Investment will be further postponed as a result of the real villains in the current story – our old friends the bankers. The central bankers’ attempt to engineer a recession that has already begun, acts as a double deterrent to real economy investment. On the one hand, the expectation that demand is about to collapse across the global economy makes it less likely that investors will put money into long-term ventures like oil and gas discovery. At the same time, rising interest rates tend to make unproductive financial assets more attractive in the short-term. And even if the central banks reverse course and begin to lower interest rates – something they usually do only after the economy has cratered – it is unlikely to produce an army of investors ready to risk their shirts on risky, long-term real economy investments. As Charles Hugh Smith argues:
“The Fed increasing or decreasing its balance sheet by $1 trillion has zero effect on wages rising for profoundly systemic reasons. And while we’re highlighting the Fed’s complete powerlessness over the input constraints of essentials, let’s also burst the pundits’ delusional fantasy that the Fed raising or lowering interest rates by a point or two has any effect on tax donkeys and debt-serfs whose student loans and credit card balances remain at rapaciously high interest rates.
“The fantasy that the Fed can reduce supply-driven inflation arising from systemic constraints on essential inputs is not just delusional, it’s toxic because it generates unrealistic expectations and diverts policies into dead-ends where real solutions become impossible because the assumptions being made are false.”

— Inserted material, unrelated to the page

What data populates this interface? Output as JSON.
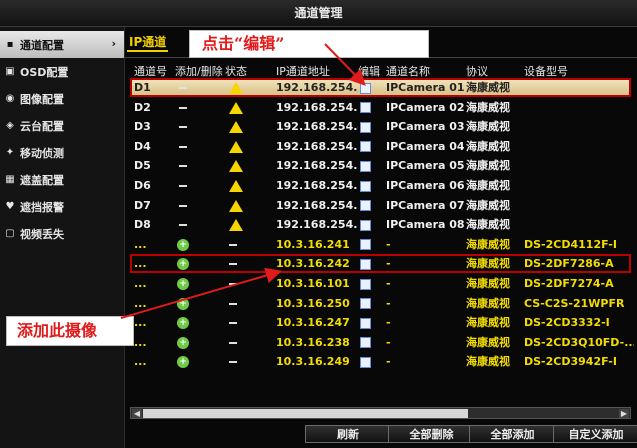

The real – and unspoken – winners in the current crisis are the banks. The life support of quantitative easing since 2008 didn’t just keep insolvent banks from closing, it generated reserves so great that the banks no longer needed to attract savers’ deposits, and so could cut back on real economy functions like providing savings accounts and operating physical branches. Big gains have come in the last couple of months too, as a result of central bank policy. Consider that the interest on an average mortgage has doubled since last year. And yet, this has involved no additional work for the banks, and no greater cost than sending out letters to tell beleaguered householders that they are going to have even less income left over at the end of the month. Indeed, mortgage rates are the low ones – overdraft and credit card debt, which is now piling up as people struggle to make ends meet, is paying big dividends to the banks, which continue to lend recklessly because they believe the central bank will bail out any losses. Notice, however, that despite rising interest rates, nobody is offering you a decent return on a savings account. Moreover, long-term savings and pension funds – which depend on returns from shares – are beginning to take a hit as investors seek safer places than the stock market to park their assets. It should be a familiar story by now – heads the banks win, tails you lose.
Maybe now is the time to recognise that we have embarked upon a period of global re-pricing in which countries like the UK, which have been living beyond our means for decades, need to get used to paying the proper price of the things we buy – including the wages paid to the workforce. And if we are also entering a period of windfall taxes as one means of redistributing wealth to the poorest, then surely a windfall tax on the banks is the easiest and most popular one of all.